Nicci Russell: We would like to see a smart meter in every home. They will enable water companies to know more about their networks as a whole, as we were saying just now, not just about the customers’ use. They would not need to charge on meters. Some companies are already doing this: you have a soft landing. You say, “This is what your metered bill would be”. It is easy to build in social tariffs. The second thing is water efficiency.
Q104 Chair: It would need to be a social tariff really.
Nicci Russell: Yes, that would help vulnerable customers pay their bill but, if you build in water efficiency as part of the metering package, it would help them manage down their bill as well.
Q105 Chair: My view is that, if you have to pay for every litre of water you use, you will always be a bit more careful with it than if you can just turn on the tap, do your car and water your garden.
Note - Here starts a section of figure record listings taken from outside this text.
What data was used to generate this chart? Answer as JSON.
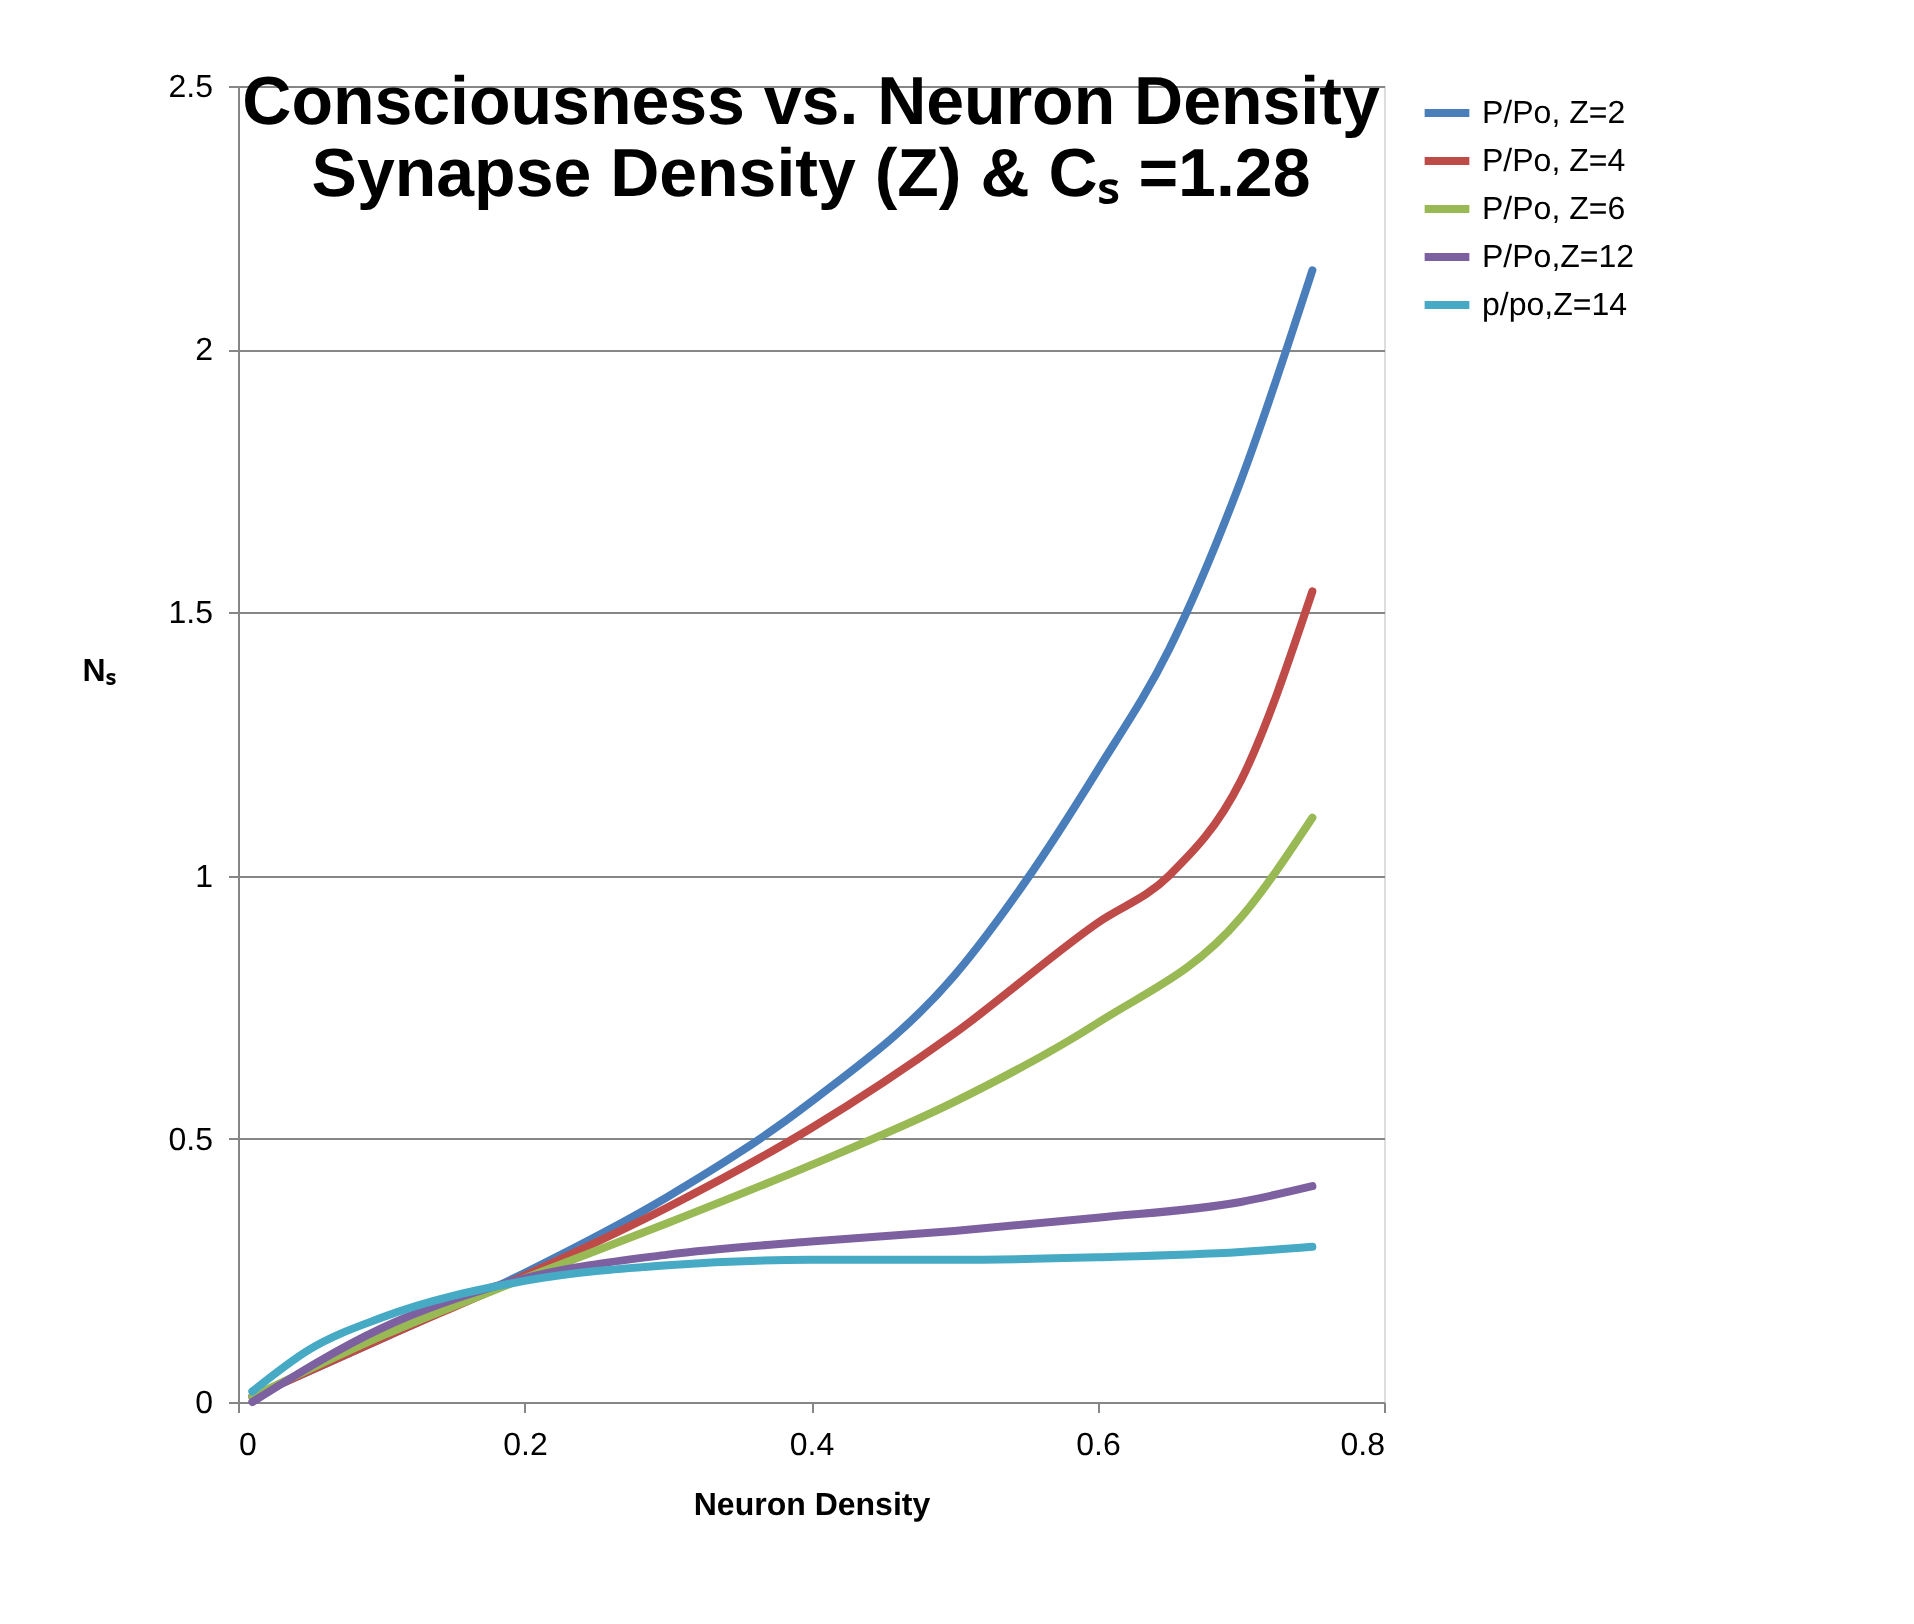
{
  "chart_data": {
    "type": "line",
    "title": [
      "Consciousness vs. Neuron Density",
      "Synapse Density (Z) & Cₛ =1.28"
    ],
    "xlabel": "Neuron Density",
    "ylabel": "Nₛ",
    "xlim": [
      0,
      0.8
    ],
    "xticks": [
      0,
      0.2,
      0.4,
      0.6,
      0.8
    ],
    "ylim": [
      0,
      2.5
    ],
    "yticks": [
      0,
      0.5,
      1,
      1.5,
      2,
      2.5
    ],
    "grid": "y",
    "legend": "right",
    "marker": "none",
    "line_style": "solid",
    "series": [
      {
        "name": "P/Po, Z=2",
        "color": "#4a7ebb",
        "x": [
          0.01,
          0.1,
          0.2,
          0.3,
          0.4,
          0.5,
          0.55,
          0.6,
          0.65,
          0.7,
          0.75
        ],
        "values": [
          0.01,
          0.12,
          0.245,
          0.39,
          0.57,
          0.81,
          0.99,
          1.2,
          1.43,
          1.75,
          2.15
        ]
      },
      {
        "name": "P/Po, Z=4",
        "color": "#be4b48",
        "x": [
          0.01,
          0.1,
          0.2,
          0.3,
          0.4,
          0.5,
          0.6,
          0.65,
          0.7,
          0.75
        ],
        "values": [
          0.01,
          0.12,
          0.24,
          0.37,
          0.52,
          0.7,
          0.91,
          1.0,
          1.18,
          1.54
        ]
      },
      {
        "name": "P/Po, Z=6",
        "color": "#98b954",
        "x": [
          0.01,
          0.1,
          0.2,
          0.3,
          0.4,
          0.5,
          0.6,
          0.7,
          0.75
        ],
        "values": [
          0.01,
          0.125,
          0.235,
          0.34,
          0.45,
          0.57,
          0.72,
          0.92,
          1.11
        ]
      },
      {
        "name": "P/Po,Z=12",
        "color": "#7d60a0",
        "x": [
          0.01,
          0.1,
          0.2,
          0.3,
          0.4,
          0.5,
          0.6,
          0.7,
          0.75
        ],
        "values": [
          0.0,
          0.14,
          0.235,
          0.28,
          0.305,
          0.325,
          0.35,
          0.38,
          0.41
        ]
      },
      {
        "name": "p/po,Z=14",
        "color": "#46aac5",
        "x": [
          0.01,
          0.05,
          0.1,
          0.2,
          0.3,
          0.4,
          0.5,
          0.6,
          0.7,
          0.75
        ],
        "values": [
          0.02,
          0.1,
          0.16,
          0.23,
          0.26,
          0.27,
          0.27,
          0.275,
          0.285,
          0.295
        ]
      }
    ]
  }
}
However much you love your garden, should you necessarily have the hose on all the time? You are all roughly on the same page on that.
Finally, one of my pet subjects is cisterns on toilets. I have an old one out in a shed. If you flush that one, I reckon it uses three or four times as much water as the modern ones do. They needed that much water to flush a loo for years, but then we moved to less water being used. Can we move to less water being used again? It is not only the water it uses to flush the loo, but how much goes into the sewer. The whole thing is linked. At some places you go to now, there is no water at all in the urinals. I am sorry to talk about these things, but is there a better way of managing water? This is linked not only to the water we use in the first place, but what we then have to process afterwards, so it is quite a serious question, albeit perhaps an interesting one this late in the day.
Rob Lawson: The regulation now is for a maximum six-litre flush. That has been the case since 1999. That includes six/four-litre dual-flush toilets, for example. Your old toilet is probably siphonic, which means there is no chance whatsoever of it leaking. Many newly installed toilets have flap valves and there is good evidence to show that between 4% and 10% of those toilets leak after a period of time, and those leaks could be quite significant, in the region of 200 to 400 litres per day.
Chair: They need to be put right as well.
Rob Lawson: Absolutely, yes.
Nicci Russell: Yes, here in Portcullis House.
Chair: We will get on to the authorities about that immediately. We must put our own house in order, as far as loos are concerned. Thank you very much for your very good evidence. Thank you for waiting while we went to vote. Luckily we only had the one vote, so we have finished around 5 o’clock. That is good. Thank you again. You gave us, like I said, not only good answers today, but a lot of ammunition for when Ofwat comes in on 11 July. Thank you all very much.